Publié le 16 juin 2017

SOCIAL

Ces médicaments qui excluent les femmes

Les médicaments sont-ils adaptés à la physiologie des femmes ? Ces dernières, sous-représentées dans les essais cliniques, subissent 1,5 à 2 fois plus d’effets secondaires que les hommes. En cause, les risques liés à la grossesse et à la prise de pilules contraceptives mais aussi l'idée que les hommes sont des standards physiologiques.


Depuis quelques années, les maladies cardiovasculaires sont devenues la première cause de mortalité chez les femmes. Or, selon la réalisatrice Cécile Moirin, qui a réalisé un film sur les accidents cardiaques pour France 5, les femmes sont en partie écartées des essais cliniques sur les médicaments sensés traités ces maladies. Résultat ? "Ces traitements ont des effets secondaires beaucoup plus nombreux chez les femmes", affirme-t-elle.  

De manière générale, "seules 30% des études cliniques incluent des femmes et environ 80% des études chez l’animal ne portent que sur des mâles", explique à Novethic Peggy Sastre, journaliste scientifique et auteure de "Le sexe des maladies". "Dans les essais cliniques, les femmes représentent moins du quart des patients enrôlés", ajoute-t-elle. Conséquence : les femmes auraient 1,5 à 2 fois plus d’effets secondaires liés aux médicaments que les hommes.

On a longtemps considéré le masculin comme un standard physiologique

Le cas du sida est particulièrement frappant. Les femmes représentent en moyenne 55% des personnes séropositives dans le monde. Pourtant, en 2012, elles n’étaient que 15 à 20% des participantes aux tests cliniques. "Les traitements entraînent des effets indésirables comme des dérèglements hormonaux, des risques d’infarctus plus élevés ou des problèmes de lypodystrophie, qui cause un déplacement des masses graisseuses dans le corps", témoignait Catherine Kapusta, coordinatrice du collectif Femmes et VIH, dans le Figaro.

"On a longtemps considéré le masculin comme un standard physiologique, on se rend compte depuis une bonne trentaine d’années qu’il est en réalité un "cas particulier" comme un autre", explique Peggy Sastre. "On pensait obtenir des résultats plus fiables, notamment à cause d’une fluctuation hormonale moins importante. Mais des études récentes sur des rongeurs montrent qu'une plus grande fluctuation hormonale chez les femmes ne se traduit pas par une plus grande variabilité des résultats".

Pas de femmes enceintes, ni sous pilule 

Du côté de l’Agence nationale de sécurité du médicament (AMSM), on assure que le ratio homme/femme, dans un essai clinique, doit être représentatif de la population visée. Mais, si les individus d’un sexe ne sont pas inclus ou sous-représentés dans un essai clinique, "le protocole de l’essai doit comprendre une justification de la répartition des participants par sexe".

Mais les arguments sont nombreux pour justifier les déséquilibres. "Si une femme est enceinte pendant un essai, il faut l’exclure.
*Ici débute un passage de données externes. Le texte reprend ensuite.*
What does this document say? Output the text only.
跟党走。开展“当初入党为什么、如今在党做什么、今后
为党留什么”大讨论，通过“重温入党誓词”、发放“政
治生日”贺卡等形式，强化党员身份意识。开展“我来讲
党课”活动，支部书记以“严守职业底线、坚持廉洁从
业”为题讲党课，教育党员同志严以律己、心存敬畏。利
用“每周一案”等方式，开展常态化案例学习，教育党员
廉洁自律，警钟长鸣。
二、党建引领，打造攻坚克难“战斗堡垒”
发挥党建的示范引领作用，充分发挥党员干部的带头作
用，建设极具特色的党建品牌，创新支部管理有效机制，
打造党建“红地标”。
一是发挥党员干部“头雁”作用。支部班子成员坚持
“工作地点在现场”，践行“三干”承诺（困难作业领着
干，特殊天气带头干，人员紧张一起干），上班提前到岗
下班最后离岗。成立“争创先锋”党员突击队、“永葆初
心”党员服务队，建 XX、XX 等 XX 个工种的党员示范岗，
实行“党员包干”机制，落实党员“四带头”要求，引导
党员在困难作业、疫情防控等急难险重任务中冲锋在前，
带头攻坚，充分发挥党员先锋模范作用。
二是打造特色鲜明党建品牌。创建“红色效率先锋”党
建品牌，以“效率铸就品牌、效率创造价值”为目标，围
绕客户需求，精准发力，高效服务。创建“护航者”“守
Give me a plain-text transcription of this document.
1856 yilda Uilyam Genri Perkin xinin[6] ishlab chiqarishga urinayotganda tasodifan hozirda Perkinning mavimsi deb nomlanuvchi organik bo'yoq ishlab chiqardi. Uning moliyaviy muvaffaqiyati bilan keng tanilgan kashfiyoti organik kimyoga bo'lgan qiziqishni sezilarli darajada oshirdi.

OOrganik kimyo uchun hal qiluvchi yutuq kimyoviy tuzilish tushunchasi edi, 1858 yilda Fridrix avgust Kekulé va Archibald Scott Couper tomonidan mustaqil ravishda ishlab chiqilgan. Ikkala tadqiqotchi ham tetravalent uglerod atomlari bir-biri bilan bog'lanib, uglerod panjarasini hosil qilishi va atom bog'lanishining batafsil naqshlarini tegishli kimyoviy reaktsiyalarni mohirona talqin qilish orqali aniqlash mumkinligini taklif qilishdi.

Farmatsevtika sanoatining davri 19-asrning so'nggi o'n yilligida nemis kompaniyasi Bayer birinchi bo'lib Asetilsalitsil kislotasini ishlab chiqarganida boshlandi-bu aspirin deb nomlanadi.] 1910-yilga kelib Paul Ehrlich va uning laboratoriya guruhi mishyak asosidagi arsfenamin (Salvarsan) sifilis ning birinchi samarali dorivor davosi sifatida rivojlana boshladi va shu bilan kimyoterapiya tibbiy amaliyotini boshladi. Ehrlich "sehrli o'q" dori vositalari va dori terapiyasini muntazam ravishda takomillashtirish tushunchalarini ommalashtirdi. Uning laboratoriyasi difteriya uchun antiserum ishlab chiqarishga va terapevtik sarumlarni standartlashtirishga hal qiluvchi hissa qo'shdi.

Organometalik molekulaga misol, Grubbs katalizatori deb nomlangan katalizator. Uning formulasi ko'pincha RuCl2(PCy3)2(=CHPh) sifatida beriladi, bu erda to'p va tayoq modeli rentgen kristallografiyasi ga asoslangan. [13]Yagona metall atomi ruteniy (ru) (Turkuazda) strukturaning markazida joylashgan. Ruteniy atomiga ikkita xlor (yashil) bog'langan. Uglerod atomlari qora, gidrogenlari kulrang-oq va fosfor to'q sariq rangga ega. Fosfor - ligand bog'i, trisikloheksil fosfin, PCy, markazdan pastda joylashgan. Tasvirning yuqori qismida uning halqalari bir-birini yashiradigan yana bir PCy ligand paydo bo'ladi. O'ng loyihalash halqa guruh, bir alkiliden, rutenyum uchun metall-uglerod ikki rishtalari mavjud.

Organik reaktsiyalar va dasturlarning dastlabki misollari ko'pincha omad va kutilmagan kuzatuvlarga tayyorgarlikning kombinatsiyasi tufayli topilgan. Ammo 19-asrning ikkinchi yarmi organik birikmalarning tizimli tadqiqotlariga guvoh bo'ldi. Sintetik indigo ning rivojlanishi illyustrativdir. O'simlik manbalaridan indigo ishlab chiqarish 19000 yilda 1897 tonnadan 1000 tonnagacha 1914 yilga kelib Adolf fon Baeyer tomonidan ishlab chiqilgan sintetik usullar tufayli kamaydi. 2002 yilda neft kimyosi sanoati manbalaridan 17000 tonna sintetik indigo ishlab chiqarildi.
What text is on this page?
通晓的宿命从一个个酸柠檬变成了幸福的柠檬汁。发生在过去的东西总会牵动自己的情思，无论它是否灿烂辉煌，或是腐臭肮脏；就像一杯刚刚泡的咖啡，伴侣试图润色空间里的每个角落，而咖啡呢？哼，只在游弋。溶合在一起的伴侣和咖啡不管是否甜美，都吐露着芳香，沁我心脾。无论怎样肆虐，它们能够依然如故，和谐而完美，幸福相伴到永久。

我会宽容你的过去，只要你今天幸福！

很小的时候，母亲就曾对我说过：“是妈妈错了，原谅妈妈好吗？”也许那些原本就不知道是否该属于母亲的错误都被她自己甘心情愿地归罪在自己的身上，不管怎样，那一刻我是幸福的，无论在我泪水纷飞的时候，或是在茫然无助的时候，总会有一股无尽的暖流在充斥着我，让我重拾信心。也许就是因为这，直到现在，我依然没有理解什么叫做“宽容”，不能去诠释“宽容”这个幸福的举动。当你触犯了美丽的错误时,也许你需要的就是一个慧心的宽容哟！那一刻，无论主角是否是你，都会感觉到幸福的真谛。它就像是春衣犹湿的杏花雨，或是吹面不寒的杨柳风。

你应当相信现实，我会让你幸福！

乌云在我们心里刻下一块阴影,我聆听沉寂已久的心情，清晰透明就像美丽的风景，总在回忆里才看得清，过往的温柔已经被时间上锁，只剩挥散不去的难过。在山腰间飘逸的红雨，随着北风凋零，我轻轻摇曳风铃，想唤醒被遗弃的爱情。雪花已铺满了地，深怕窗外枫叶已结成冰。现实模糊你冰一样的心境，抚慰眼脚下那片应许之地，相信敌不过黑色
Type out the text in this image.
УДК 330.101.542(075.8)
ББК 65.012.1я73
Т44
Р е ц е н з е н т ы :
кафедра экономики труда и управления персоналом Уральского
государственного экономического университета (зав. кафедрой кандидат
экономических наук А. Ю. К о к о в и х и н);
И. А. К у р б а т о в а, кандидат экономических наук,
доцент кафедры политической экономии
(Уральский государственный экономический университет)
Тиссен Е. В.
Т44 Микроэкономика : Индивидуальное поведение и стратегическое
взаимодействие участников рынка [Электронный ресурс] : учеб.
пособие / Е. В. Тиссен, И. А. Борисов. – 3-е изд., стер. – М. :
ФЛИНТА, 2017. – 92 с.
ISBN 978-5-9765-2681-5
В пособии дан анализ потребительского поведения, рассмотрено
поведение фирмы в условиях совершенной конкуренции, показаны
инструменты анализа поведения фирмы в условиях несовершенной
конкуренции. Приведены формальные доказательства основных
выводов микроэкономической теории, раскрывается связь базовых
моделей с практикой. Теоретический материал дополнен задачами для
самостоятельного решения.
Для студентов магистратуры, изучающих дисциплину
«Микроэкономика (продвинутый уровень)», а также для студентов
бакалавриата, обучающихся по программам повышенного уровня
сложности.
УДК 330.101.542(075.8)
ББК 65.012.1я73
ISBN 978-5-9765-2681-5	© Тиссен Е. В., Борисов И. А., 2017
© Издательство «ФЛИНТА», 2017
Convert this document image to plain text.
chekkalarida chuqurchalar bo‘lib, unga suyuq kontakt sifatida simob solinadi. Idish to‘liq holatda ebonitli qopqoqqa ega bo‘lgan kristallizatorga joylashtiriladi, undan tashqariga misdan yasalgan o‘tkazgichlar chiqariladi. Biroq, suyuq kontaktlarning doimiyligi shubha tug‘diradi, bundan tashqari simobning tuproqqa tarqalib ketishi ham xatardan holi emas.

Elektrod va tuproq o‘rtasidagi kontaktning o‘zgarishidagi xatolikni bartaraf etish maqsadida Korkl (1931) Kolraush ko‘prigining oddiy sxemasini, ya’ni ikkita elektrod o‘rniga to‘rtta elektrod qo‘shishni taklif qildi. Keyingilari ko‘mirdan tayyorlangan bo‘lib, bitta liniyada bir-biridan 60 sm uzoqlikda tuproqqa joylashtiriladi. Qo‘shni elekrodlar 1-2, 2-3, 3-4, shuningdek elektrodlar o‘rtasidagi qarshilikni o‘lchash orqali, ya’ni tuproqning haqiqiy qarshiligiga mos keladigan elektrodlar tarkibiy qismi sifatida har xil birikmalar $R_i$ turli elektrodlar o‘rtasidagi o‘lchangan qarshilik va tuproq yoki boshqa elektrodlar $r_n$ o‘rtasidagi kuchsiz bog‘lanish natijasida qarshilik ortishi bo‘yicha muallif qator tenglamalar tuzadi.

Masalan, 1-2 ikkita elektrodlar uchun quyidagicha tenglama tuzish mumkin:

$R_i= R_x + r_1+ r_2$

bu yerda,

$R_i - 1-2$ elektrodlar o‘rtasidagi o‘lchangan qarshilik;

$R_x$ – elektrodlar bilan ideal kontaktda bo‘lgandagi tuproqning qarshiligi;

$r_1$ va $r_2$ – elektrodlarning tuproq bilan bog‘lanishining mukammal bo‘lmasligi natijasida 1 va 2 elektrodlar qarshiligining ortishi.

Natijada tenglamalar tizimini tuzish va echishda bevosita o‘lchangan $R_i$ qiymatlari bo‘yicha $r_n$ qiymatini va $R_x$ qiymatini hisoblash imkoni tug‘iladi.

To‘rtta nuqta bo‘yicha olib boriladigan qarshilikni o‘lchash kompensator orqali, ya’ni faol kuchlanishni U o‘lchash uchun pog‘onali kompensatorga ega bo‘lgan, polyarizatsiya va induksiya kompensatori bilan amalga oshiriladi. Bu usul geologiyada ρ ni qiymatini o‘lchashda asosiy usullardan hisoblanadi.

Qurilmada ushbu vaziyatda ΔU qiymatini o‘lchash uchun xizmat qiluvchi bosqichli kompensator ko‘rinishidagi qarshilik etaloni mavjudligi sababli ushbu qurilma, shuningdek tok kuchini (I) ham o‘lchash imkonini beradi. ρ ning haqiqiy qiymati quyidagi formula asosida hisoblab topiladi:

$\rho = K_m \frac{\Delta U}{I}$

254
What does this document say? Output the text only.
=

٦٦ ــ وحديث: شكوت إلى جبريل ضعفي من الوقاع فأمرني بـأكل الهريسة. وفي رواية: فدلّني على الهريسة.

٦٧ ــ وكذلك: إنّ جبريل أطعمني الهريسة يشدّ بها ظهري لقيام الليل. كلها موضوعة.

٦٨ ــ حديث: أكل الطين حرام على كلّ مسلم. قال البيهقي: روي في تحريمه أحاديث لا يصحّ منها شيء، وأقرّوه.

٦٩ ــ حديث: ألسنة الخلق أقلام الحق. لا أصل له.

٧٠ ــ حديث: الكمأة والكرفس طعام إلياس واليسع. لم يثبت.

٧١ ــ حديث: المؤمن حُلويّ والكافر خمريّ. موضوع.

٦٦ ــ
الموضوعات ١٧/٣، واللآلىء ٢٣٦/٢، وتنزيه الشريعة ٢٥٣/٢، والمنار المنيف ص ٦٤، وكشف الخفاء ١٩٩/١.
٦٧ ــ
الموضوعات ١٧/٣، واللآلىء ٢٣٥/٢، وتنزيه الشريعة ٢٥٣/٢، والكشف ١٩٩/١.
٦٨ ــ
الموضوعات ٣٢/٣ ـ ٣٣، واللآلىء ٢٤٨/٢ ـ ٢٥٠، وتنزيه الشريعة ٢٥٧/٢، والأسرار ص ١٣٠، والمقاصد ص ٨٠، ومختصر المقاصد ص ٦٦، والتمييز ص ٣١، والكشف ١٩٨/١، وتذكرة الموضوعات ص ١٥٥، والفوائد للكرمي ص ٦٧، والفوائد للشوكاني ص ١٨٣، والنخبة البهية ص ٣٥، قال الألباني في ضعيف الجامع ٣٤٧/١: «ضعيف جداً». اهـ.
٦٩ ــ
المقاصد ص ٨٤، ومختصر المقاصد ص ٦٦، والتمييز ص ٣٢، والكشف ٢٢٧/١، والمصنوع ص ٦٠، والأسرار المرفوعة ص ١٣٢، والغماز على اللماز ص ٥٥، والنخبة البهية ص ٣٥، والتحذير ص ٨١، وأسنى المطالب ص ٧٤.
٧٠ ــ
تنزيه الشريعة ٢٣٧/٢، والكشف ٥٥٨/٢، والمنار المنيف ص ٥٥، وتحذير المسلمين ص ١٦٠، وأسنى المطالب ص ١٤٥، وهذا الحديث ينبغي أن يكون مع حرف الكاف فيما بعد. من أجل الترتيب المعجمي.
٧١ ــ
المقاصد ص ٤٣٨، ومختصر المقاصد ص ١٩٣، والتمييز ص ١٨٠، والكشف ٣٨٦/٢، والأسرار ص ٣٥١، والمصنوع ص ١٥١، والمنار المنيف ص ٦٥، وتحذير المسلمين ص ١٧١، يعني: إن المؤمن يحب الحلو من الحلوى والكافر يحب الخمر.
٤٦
Cela pose des problèmes de recrutement et d’assurances si jamais son enfant présente des anomalies liées au médicament testé", explique Martin Winckler, ancien médecin et écrivain engagé pour l’égalité femme-homme. "Il faut donc prendre des femmes sous contraception. Or beaucoup prennent la pilule. Il peut y avoir des interactions médicamenteuses. C’est beaucoup plus simple pour les expérimentateurs d’exclure les femmes des essais quand il s’agit simplement d’en étudier la tolérance ou la pharmacocinétique".

Il existe plusieurs phases de test des médicaments. La première correspond au test de pharmacocinétique, soit la vitesse à laquelle se retrouve le produit dans le sang. Cette phase, testée sur des volontaires sains, présente un taux faible de femmes, environ 22% en France. Il est en de même pour la phase 1-2. Seule la phase 3, est paritaire, explique l’ANSM.

La médecine est en train de corriger ses erreurs 

Pour éviter les dangers, certains laboratoires préfèrent tout simplement exclure les femmes de leurs tests. Le laboratoire GlaxoSmithKline, numéro 7 de l’industrie pharmaceutique mondiale, confirme à Novethic que "au vue des contraintes et précautions à prendre, les médecins investigateurs choisissent eux-mêmes de limiter les inclusions de femmes dans les études".

"Les inégalités médicales procèdent en général de bonnes intentions", explique Peggy Sastre. "Il y a eu de véritables catastrophes sanitaires, avec le distilbène ou la thalidomide, et les femmes en âge de procréer ont longtemps été exclues de la recherche par mesure de précaution. Mais la médecine est une science, et en cela, elle procède par essais et erreurs. Nous sommes aujourd’hui en train de corriger un de ces erreurs", assure-t-elle.